Health-care workers line up at Texas Health
Presbyterian Hospital Dallas to show their support for Nina Pham, a
nurse who contracted Ebola while caring for Thomas Eric Duncan, who
later died. Pham was flown on Thursday to a National Institutes of
Health facility in Bethesda, Maryland.
Photograph by Tony Gutierrez, AP
That perceived lack of certainty about the virus seeds
doubt.
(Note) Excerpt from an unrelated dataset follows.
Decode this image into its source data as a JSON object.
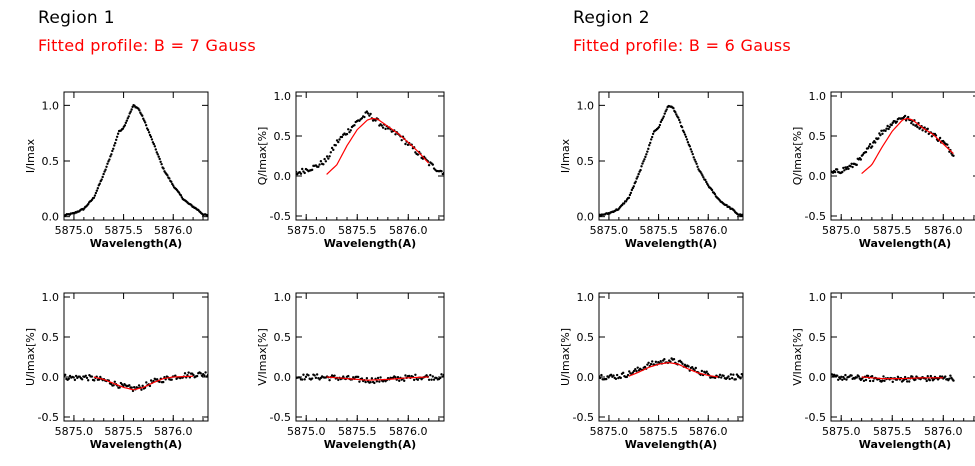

Missy Gregory, a Dallas resident who took a visiting friend to
the George W. Bush Presidential Center this week, said she doesn't
believe the government assurances that Ebola can't pass through the air.
"It's not like a cold," she said. "But you can be anywhere and anyone can sneeze on you and you've got to be prayed up."
Pastor Andrew Forrest organized a prayer vigil October 13
at Munger Place Church in East Dallas to try to tamp down fear about
Ebola.
"I don't want fear to be the dominant emotion in East
Dallas," he said after the service, which was attended by about 100
locals. "Let's choose love over fear," he repeatedly told those at the
vigil, leading them in prayers for health-care workers, public
officials, and West Africans.
But as uncertainty continues, people feel uneasy.
A group of Tri Delta sorority sisters at Southern Methodist
University, eating dinner Wednesday at a casual French restaurant, said
some of their classmates are creating their own anxiety by imagining
that the virus could magically become airborne and waft through campus.
"I don't think anyone at SMU has anything to worry about,"
said Katarina Sipan, a sophomore majoring in communications and biology
who is planning to become a physician's assistant.
She volunteers in the maternity ward at Presby and felt
guilty skipping work this week; she wants to be there for her patients.
But her parents didn't want her in the hospital complex this week, and
part of her agreed with them. "My fear is I would give it to everyone at
SMU," Sipan said.
The young women around her table joked about a classmate
whose parents brought her three weeks of food so she wouldn't have to go
out.
"It's the uncertainty that's making people freak out," said
Hayley Metcalf, a double major in communications and business
management. "I'm going to be more careful, but I'm not scared."